Las proteínas pequeñas con disulfuros presentan una extraordinaria diversidad de vías de plegamiento que difieren básicamente en el numero de intermediarios que se acumulan durante el plegamiento antes de adquirir el estado funcional y en la similitud estructural de estos estados intermediarios al estado nativo. A pesar de esta heterogeneidad de mecanismos, las fuerzas que gobiernan el plegamiento de este tipo de proteínas no difieren significativamente de las que rigen el plegamiento de las proteínas sin disulfuros, esto es el establecimiento de interacciones de tipo nativo entre los diferentes elementos estructurales de las proteínas a medida que estos se van formando desde el estado desplegado en que la cadena polipeptídica es sintetizada. El papel de los puentes disulfuro parece ser el de proporcionar estabilidad extra al estado funcional de las proteínas y no el de condicionar la forma como se llega a este estado desde la forma desplegada.

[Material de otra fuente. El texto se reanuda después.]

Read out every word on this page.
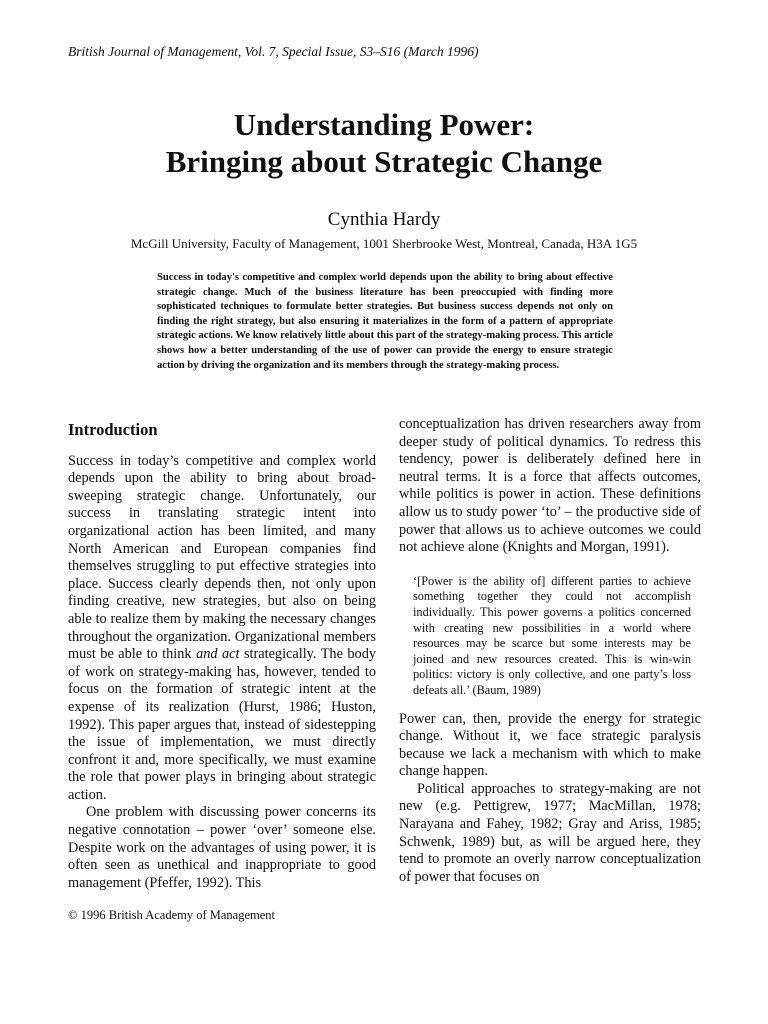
British Journal of Management, Vol. 7, Special Issue, S3–S16 (March 1996)
Understanding Power:
Bringing about Strategic Change
Cynthia Hardy
McGill University, Faculty of Management, 1001 Sherbrooke West, Montreal, Canada, H3A 1G5

Success in today's competitive and complex world depends upon the ability to bring about effective strategic change. Much of the business literature has been preoccupied with finding more sophisticated techniques to formulate better strategies. But business success depends not only on finding the right strategy, but also ensuring it materializes in the form of a pattern of appropriate strategic actions. We know relatively little about this part of the strategy-making process. This article shows how a better understanding of the use of power can provide the energy to ensure strategic action by driving the organization and its members through the strategy-making process.

Introduction

Success in today’s competitive and complex world depends upon the ability to bring about broad-sweeping strategic change. Unfortunately, our success in translating strategic intent into organizational action has been limited, and many North American and European companies find themselves struggling to put effective strategies into place. Success clearly depends then, not only upon finding creative, new strategies, but also on being able to realize them by making the necessary changes throughout the organization. Organizational members must be able to think and act strategically. The body of work on strategy-making has, however, tended to focus on the formation of strategic intent at the expense of its realization (Hurst, 1986; Huston, 1992). This paper argues that, instead of sidestepping the issue of implementation, we must directly confront it and, more specifically, we must examine the role that power plays in bringing about strategic action.

One problem with discussing power concerns its negative connotation – power ‘over’ someone else. Despite work on the advantages of using power, it is often seen as unethical and inappropriate to good management (Pfeffer, 1992). This

conceptualization has driven researchers away from deeper study of political dynamics. To redress this tendency, power is deliberately defined here in neutral terms. It is a force that affects outcomes, while politics is power in action. These definitions allow us to study power ‘to’ – the productive side of power that allows us to achieve outcomes we could not achieve alone (Knights and Morgan, 1991).

‘[Power is the ability of] different parties to achieve something together they could not accomplish individually. This power governs a politics concerned with creating new possibilities in a world where resources may be scarce but some interests may be joined and new resources created. This is win-win politics: victory is only collective, and one party’s loss defeats all.’ (Baum, 1989)

Power can, then, provide the energy for strategic change. Without it, we face strategic paralysis because we lack a mechanism with which to make change happen.

Political approaches to strategy-making are not new (e.g. Pettigrew, 1977; MacMillan, 1978; Narayana and Fahey, 1982; Gray and Ariss, 1985; Schwenk, 1989) but, as will be argued here, they tend to promote an overly narrow conceptualization of power that focuses on

© 1996 British Academy of Management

Estas observaciones permiten salvar la teórica discontinuidad entre el plegamiento de proteínas con disulfuro y proteínas sin disulfuro y avanzar hacia una teoría unificada del plegamiento. La clarificación de las reglas que dirigen las vías de plegamiento oxidativo nos ofrece una oportunidad única para el desarrollo de métodos computacionales para predecir y diseñar el plegamiento de este tipo de proteínas, muchas de ellas con importantes aplicaciones biotecnológicas o biomédicas.